“Life is like a dripping tap; if we’re watchful, it keeps reminding us of the things we need to learn and do.”
Let us connect this thought, becoming very specific, with the following:
“Those of us who are strong and able in the faith need to step in and lend a hand to those who falter, and not just do what is most convenient for us. Strength is for service, not status. Each one of us needs to look after the good of the people around us, asking ourselves, ‘How can I help?’”
—Romans 15:1-2 (Msg).
Friends lead us in all sorts of ways. One of my dearest friends wrote a piece recently titled “the garden,” which is a marked exposé of Jesus’ trials at
Enter beautiful exploration! But, first let’s vacillate:
The dripping tap which I noticed when I was on the toilet recently—a tap just too far away to tighten—reminded me of something God’s always doing: he reminds us. For instance, he’s always reminding us through our experience of the very many personal blessings there are in simply helping.

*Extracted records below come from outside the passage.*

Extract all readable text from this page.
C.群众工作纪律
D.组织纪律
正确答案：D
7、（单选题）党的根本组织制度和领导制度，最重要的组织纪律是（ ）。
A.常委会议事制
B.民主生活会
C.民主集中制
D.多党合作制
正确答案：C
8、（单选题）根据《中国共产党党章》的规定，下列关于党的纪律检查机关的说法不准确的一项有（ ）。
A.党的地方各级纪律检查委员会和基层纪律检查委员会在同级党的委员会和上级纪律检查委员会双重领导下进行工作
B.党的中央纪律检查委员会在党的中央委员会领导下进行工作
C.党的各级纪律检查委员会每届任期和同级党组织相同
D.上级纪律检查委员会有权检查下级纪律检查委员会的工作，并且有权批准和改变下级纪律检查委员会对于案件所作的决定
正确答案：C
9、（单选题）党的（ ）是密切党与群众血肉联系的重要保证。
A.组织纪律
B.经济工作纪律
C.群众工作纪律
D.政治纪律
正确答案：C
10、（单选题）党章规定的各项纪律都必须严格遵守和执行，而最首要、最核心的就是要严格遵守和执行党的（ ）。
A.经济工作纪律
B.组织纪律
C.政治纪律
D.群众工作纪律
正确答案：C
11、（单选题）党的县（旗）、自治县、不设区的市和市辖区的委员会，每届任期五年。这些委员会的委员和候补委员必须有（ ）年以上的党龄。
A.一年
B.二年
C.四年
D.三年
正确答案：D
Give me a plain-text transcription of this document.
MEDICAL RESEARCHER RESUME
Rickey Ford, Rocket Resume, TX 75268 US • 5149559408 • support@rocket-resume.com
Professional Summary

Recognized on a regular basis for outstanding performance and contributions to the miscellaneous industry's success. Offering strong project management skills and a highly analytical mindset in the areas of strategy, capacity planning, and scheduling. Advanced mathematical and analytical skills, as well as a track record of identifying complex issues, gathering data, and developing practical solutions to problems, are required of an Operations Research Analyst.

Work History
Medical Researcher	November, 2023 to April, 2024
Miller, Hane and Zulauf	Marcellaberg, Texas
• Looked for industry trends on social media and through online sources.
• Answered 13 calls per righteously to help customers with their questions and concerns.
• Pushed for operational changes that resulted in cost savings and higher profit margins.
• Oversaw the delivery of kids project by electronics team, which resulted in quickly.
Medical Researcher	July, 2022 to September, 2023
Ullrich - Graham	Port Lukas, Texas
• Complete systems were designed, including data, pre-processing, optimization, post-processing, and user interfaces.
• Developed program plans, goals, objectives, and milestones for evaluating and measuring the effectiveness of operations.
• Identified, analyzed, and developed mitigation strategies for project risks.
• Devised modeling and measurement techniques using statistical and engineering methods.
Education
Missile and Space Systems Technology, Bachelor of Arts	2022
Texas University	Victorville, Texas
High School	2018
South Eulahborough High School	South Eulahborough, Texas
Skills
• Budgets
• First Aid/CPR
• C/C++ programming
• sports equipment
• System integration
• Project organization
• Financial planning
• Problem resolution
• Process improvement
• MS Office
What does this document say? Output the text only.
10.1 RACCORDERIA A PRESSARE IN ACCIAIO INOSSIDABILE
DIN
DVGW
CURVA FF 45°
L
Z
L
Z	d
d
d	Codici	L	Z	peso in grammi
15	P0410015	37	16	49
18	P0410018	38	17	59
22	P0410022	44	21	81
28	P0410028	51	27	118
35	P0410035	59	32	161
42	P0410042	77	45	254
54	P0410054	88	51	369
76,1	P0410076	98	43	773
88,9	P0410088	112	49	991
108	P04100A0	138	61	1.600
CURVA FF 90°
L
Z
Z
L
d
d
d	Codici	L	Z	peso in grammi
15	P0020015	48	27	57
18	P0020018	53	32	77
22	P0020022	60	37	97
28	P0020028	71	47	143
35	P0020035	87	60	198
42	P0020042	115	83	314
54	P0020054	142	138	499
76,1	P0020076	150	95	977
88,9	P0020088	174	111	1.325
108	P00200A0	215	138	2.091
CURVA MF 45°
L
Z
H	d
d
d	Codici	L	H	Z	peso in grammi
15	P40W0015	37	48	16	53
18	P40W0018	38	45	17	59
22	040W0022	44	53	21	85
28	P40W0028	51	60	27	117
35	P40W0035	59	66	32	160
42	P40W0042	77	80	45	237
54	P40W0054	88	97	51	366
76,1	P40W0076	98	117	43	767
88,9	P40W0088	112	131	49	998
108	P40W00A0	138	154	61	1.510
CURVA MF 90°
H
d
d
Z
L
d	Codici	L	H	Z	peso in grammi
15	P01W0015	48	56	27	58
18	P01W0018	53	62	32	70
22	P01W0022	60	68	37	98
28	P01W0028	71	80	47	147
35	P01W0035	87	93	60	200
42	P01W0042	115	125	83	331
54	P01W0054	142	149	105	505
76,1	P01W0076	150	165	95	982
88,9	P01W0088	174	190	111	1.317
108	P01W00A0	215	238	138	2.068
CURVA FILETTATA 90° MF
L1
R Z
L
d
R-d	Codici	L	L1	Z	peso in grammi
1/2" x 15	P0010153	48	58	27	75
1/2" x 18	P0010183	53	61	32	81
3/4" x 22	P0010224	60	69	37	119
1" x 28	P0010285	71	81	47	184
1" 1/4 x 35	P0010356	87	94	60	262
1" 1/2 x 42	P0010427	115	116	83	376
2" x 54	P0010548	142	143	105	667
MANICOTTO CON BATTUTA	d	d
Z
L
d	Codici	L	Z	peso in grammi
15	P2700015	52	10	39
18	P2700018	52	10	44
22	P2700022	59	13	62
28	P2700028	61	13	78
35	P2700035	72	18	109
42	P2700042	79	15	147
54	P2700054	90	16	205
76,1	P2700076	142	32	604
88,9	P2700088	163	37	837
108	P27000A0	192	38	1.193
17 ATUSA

Helping is one of the many ways to experience the Presence of God. And in that space we see and learn the reason for helping. As it folds over itself, helping builds strength in us. And in and of the return fold it can be said:
“Strength is for service, not status.”
—Cited herein above (Msg).
This is how the Lord our God builds upon our strengths. It’s in the helping that he piles brick upon brick with solidifying mortar. Our faith and capabilities and capacities grow. The flow of our lives then resembles a smoothly elegant stream, teeming with life, health and vitality—with not a treacherous swamp in sight.
God is affirming in this; he’s always ready to provide the sort of encouragement we need to do more helping.
At this point there’s an important condition: so long as we’re honest with ourselves about ourselves (regarding our own ‘issues’) and we’re not helping as a means of running from ourselves, we receive the blessings of God in our helping.
The more we help, the more we invest in others, the stronger we get—and therefore, in turn, the more we’re able to help and to provide. This is both simultaneously from a capacity perspective and from a wisdom perspective.
An underpinning theorem of our faith is the abject rejection of self (though not in self-need or against one’s self, as mentioned above) and the zeal for God’s house (Psalm 69:9; cf. Romans 15:3). This motivates us to help as God helps.
Love pleases one’s neighbour, but not in a people-pleasing way. We please them not by gossip, sexual sin or violence, but “for their good, for their edification.”[1]
It is in this type of help that we encourage others; i.e. by the way we’ve helped them.
“It is appropriate to please others insofar as it helps them to advance in goodness, that is, be built up and strengthened in their faith and godliness.”[2]
© S. J. Wickham, 2009.
[1] Thomas R. Schreiner, Romans – Baker Exegetical Commentary on the New Testament (Grand Rapids, Michigan: Baker Academic, 1998), p. 746.
[2] Schreiner, Ibid, p. 746. The author here cites a bunch of other authors. Importantly, this reference is directed for believers to believers i.e. not so much in dealing with unbelievers. The unbelieving person may not necessarily be motivated to be ‘built up and strengthened in their faith and godliness.’